Research buoys disappear
Two hi-tech buoys designed to eavesdrop on whale conversations have vanished from their moorings off Point Cabrillo and Point Reyes. The recorders were installed last year in an effort to count killer whales traveling through Northern California.
Whether endangered southern resident killer whales habitat includes Mendocino County could have an impact on local ocean development plans, including wave energy, oil drilling or Navy testing. There are less than 100 of the southern resident species in existence and much about their lives remains a mystery.
The recorders turned out to be even more elusive than the killer whales.
The National Oceanic and Atmospheric Administration (NOAA) made a fruitless search last month for the two missing recorders before giving up. Then, updated models were installed in the exact same locations.
NOAA scientist Bradley Hanson says all three of a then-new buoy model were lost at sea. The third device, installed in the outflow of the Columbia River in Oregon came back to NOAA after being caught in the net of a fisherman. That one has yielded important information about whales, Hanson said.
NOAA started using such devices in 2005 off Washington State.
“They were the first recorders we lost since we started this work in 2005,” he said.
Hanson said an investigation found a flaw in the design of a new model. Either the anchor was too light or the buoy had too much flotation.
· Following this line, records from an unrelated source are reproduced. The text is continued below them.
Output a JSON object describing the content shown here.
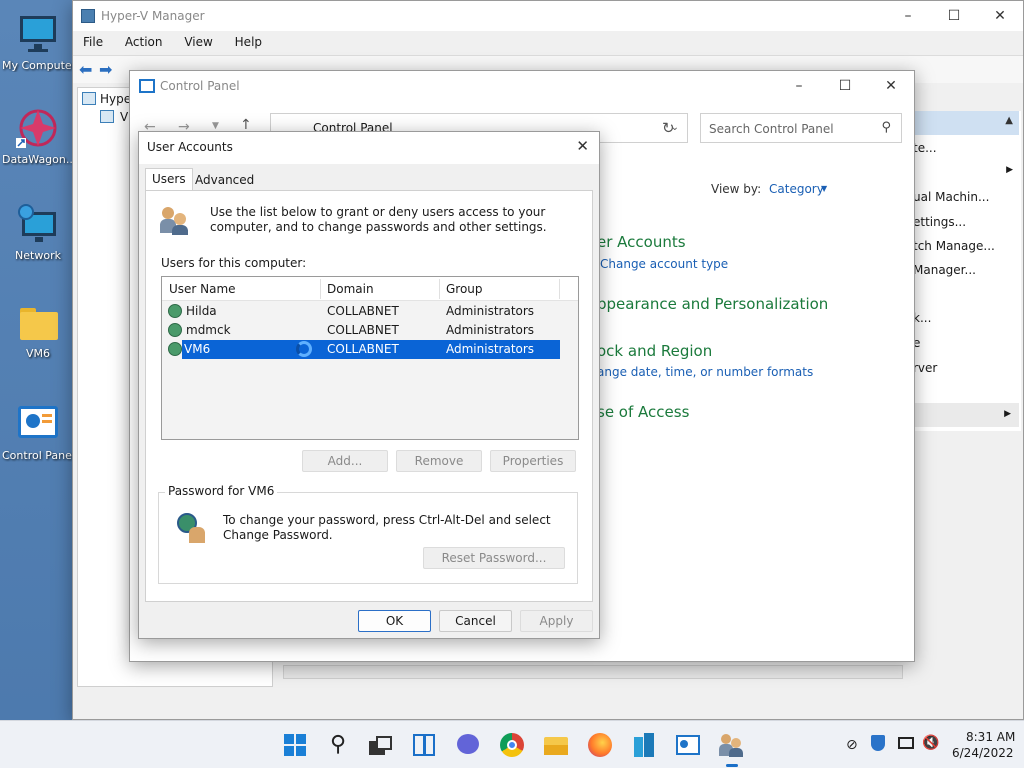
{
  "desktop": {
    "icons": [
      {
        "label": "My Computer"
      },
      {
        "label": "DataWagon..."
      },
      {
        "label": "Network"
      },
      {
        "label": "VM6"
      },
      {
        "label": "Control Panel"
      }
    ]
  },
  "hyperv": {
    "title": "Hyper-V Manager",
    "menu": [
      "File",
      "Action",
      "Help",
      "View"
    ],
    "tree": {
      "root": "Hyper",
      "child": "VI"
    },
    "actions": [
      "te...",
      "ual Machin...",
      "ettings...",
      "tch Manage...",
      "Manager...",
      "k...",
      "e",
      "rver"
    ]
  },
  "control_panel": {
    "title": "Control Panel",
    "address": "Control Panel",
    "search_placeholder": "Search Control Panel",
    "view_by_label": "View by:",
    "view_by_value": "Category",
    "links": {
      "user_accounts": "er Accounts",
      "change_account_type": "Change account type",
      "appearance": "ppearance and Personalization",
      "clock_region": "ock and Region",
      "change_date": "ange date, time, or number formats",
      "ease_of_access": "se of Access"
    }
  },
  "dialog": {
    "title": "User Accounts",
    "tabs": {
      "users": "Users",
      "advanced": "Advanced"
    },
    "intro": "Use the list below to grant or deny users access to your computer, and to change passwords and other settings.",
    "users_label": "Users for this computer:",
    "columns": {
      "name": "User Name",
      "domain": "Domain",
      "group": "Group"
    },
    "rows": [
      {
        "name": "Hilda",
        "domain": "COLLABNET",
        "group": "Administrators"
      },
      {
        "name": "mdmck",
        "domain": "COLLABNET",
        "group": "Administrators"
      },
      {
        "name": "VM6",
        "domain": "COLLABNET",
        "group": "Administrators"
      }
    ],
    "buttons": {
      "add": "Add...",
      "remove": "Remove",
      "properties": "Properties",
      "reset": "Reset Password...",
      "ok": "OK",
      "cancel": "Cancel",
      "apply": "Apply"
    },
    "password_group": "Password for VM6",
    "password_text": "To change your password, press Ctrl-Alt-Del and select Change Password."
  },
  "taskbar": {
    "time": "8:31 AM",
    "date": "6/24/2022"
  },
  "colors": {
    "accent": "#0a64d6",
    "cp_link": "#1b7a3c",
    "cp_sublink": "#1a5fb4"
  }
}
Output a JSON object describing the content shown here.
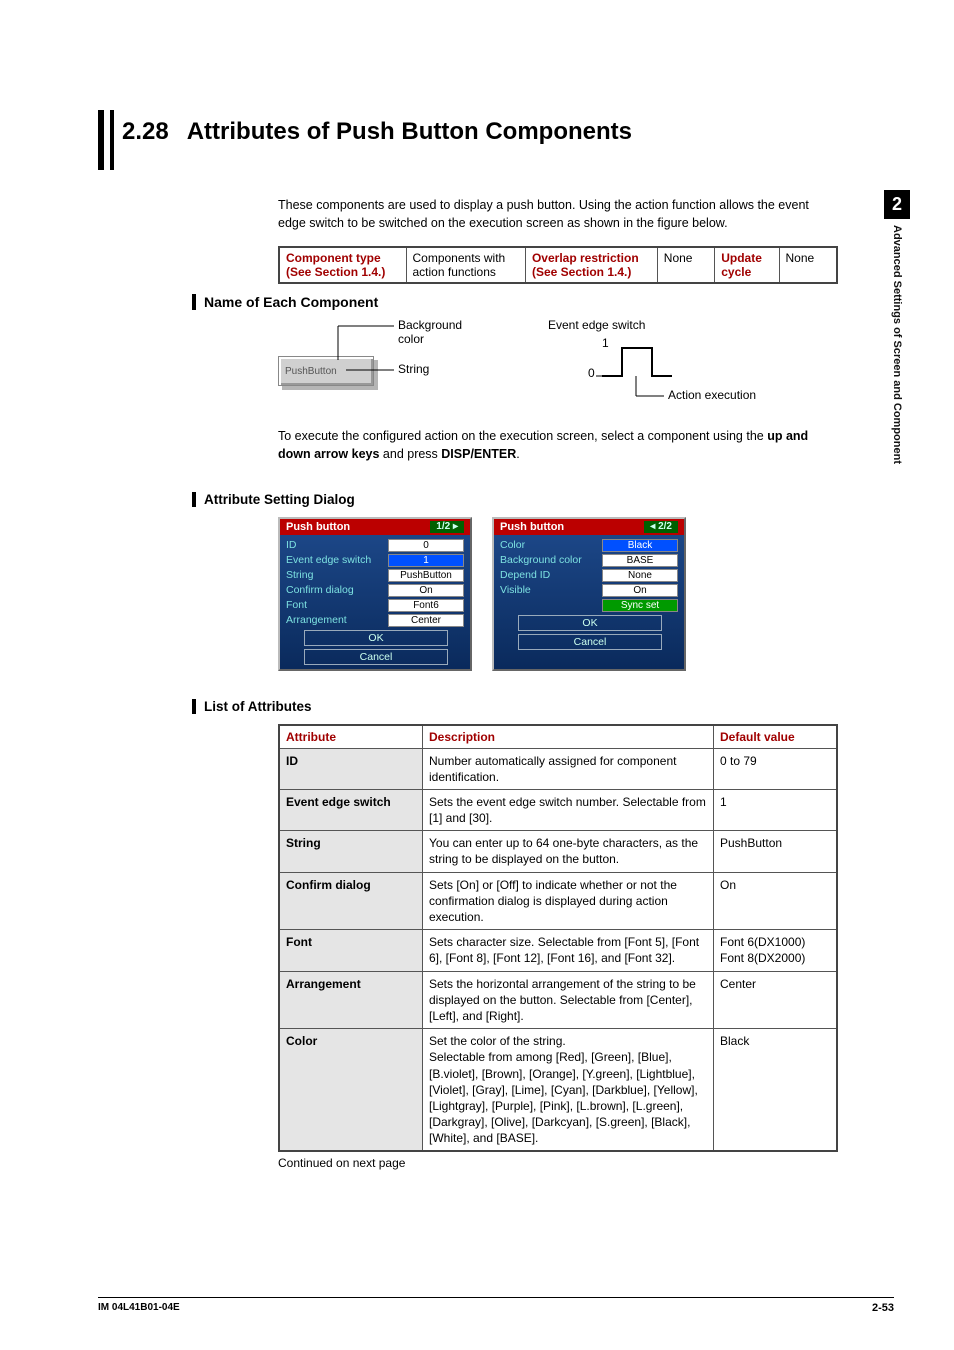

This apparently allowed the devices to drift to an unknown new location, said Hanson.
Similar devices have been deployed to study whales in Alaska since 1999. Online scientific studies show the recorders have gathered important information about blue whales, gray whales, killer whales and right whales.
“The information we get tends to change many of our preconceived notions,” he said.
Whales often appear in places they are “not supposed” to be when the recorders are recovered.
“In the recorder recovered from the Columbia there is a sound that we have not been able to figure out what it is,” he said.
The $4,000 recorders contain a sophisticated listening device and a computer hard drive. Each recorder is 30 inches long and 4 inches in diameter. They are deployed attached to a floating device that reaches only halfway up from the ocean bottom. The batteries last about six months, saving energy by turning on every seven minutes for 30 seconds. That timing allows the device to hear every whale that swims within three miles.
The recorder installed about three miles off Point Cabrillo was about 200 feet down in 400 feet of water. NOAA had saved money on a model that wasn”t interactive like the older ones. It was designed to release the buoy when a signal was activated, allowing the anchor cable to drop to the bottom alongside the anchor. But when the recovery crew went to the location (N 39.20892 W 123.53601) and sent the release signal, nothing happened.
Hanson said consulting with local fishermen caused NOAA to move placement of the device to avoid nets and lines.
Could the missing device now prove hazardous to fishing?
“There is the potential that this could cause gear damage, although in the case of the one that was trawled up neither it nor the trawl gear were damaged,” Hanson said.
There are new devices available, such as a drone explorer and an ocean “glider,” which use changing pressure differentials for energy and propulsion. Cost has prohibited NOAA from using some of the newer devices. NOAA announced this week it has received $830 million from President Obama”s stimulus package.
Hanson is still hopeful the missing devices could turn up, perhaps even on a local beach. The recorders have contact information on them. Hanson”s office number is 206-860-3220.